Patrick Cleary, directing "Hand to God" at AFD November 15-24, offers insights into the cracked, funny, insightful play...
I've been a puppeteer and a puppet maker for about 5-6 years. I've had a channel on YouTube where I and my partner Peter created and performed with puppets in short skits, www.youtube.com/xingcat.
When I first saw "Hand to God" on Broadway, I knew it was a play I wanted to direct at some point. There's a tradition of puppets being used in Southern Christian churches (any puppeteer who has any sort of online presence is used to getting requests to build puppets for church performances), and using that tradition to tell a story about the challenges that faith can be presented with when handling deeply human problems worked for me.
Puppets are usually seen as for kids, so to re-contextualize them as showing the basest instincts of the characters' minds was a great twist on the idea of using puppets in theater.
To me, "Hand to God" isn't a play about God, or about puppets, or sex or violence. It's about how limited we are, as human beings, in understanding how to love ourselves and one another in our entirety.
We often think about the good and bad in all of us, but we think that the "bad" things, like jealousy or lust or anger or sadness, need to be removed from us in order to connect, be love, or be good people.

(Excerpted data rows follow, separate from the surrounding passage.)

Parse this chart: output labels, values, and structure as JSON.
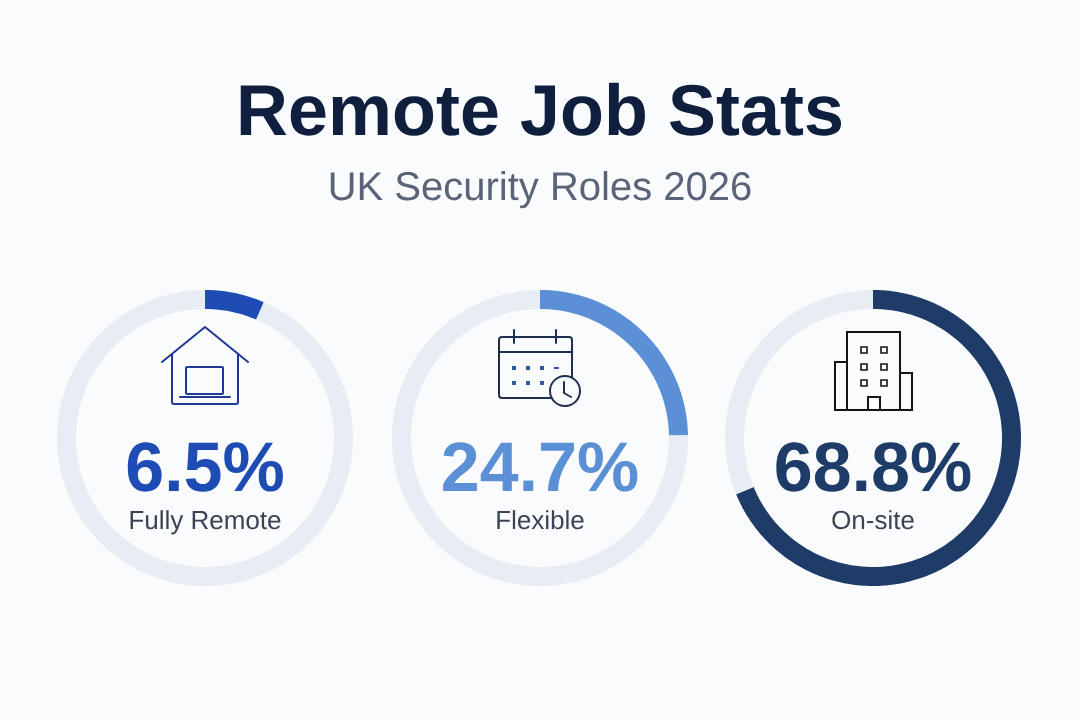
{
  "chart_data": [
    {
      "type": "other",
      "title": "Remote Job Stats",
      "subtitle": "UK Security Roles 2026"
    },
    {
      "type": "donut",
      "title": "Fully Remote",
      "categories": [
        null,
        null
      ],
      "values": [
        6.5,
        93.5
      ],
      "colors": [
        "#1f4bb5",
        "#e8ecf3"
      ],
      "annotations": [
        "6.5%"
      ]
    },
    {
      "type": "donut",
      "title": "Flexible",
      "categories": [
        null,
        null
      ],
      "values": [
        24.7,
        75.3
      ],
      "colors": [
        "#5b8fd6",
        "#e8ecf3"
      ],
      "annotations": [
        "24.7%"
      ]
    },
    {
      "type": "donut",
      "title": "On-site",
      "categories": [
        null,
        null
      ],
      "values": [
        68.8,
        31.2
      ],
      "colors": [
        "#1f3c68",
        "#e8ecf3"
      ],
      "annotations": [
        "68.8%"
      ]
    }
  ]
}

Putting all of those base instincts into a representation of ourselves (like the ancient folklore of Golem) allows us to see what we value, and what we're trying to hide, and how limited the church or our relationships or parenting skills can be when we're talking about embracing ourselves as whole, complicated people.
If you ask someone who has heard about Hand to God and ask them to describe it, you'll most likely get some variation on, "It's an adult puppet show," or, "It's a vulgar comedy about religion," or something about sex and violence. While all of those things are absolutely true (as well as being hilarious and well-written), to me, "Hand to God" is about so much more.

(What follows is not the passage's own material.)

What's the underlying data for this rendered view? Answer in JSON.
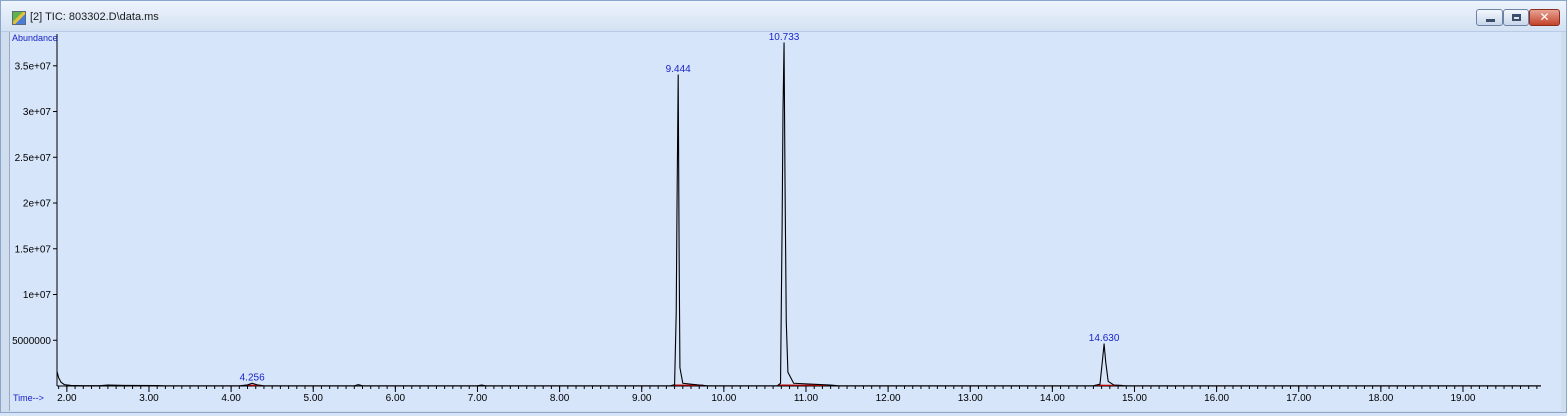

I'm thrilled that Arlington Friends of the Drama has taken on this play. Community theater often has to balance the new and controversial with the expectations of our audience and the bottom-line, and "Hand to God" can be a polarizing piece. I'll be forever grateful to have the opportunity to direct this script in this space.
With a hopeful message underneath it all, the play was truly a challenge for me as a director and as a puppeteer.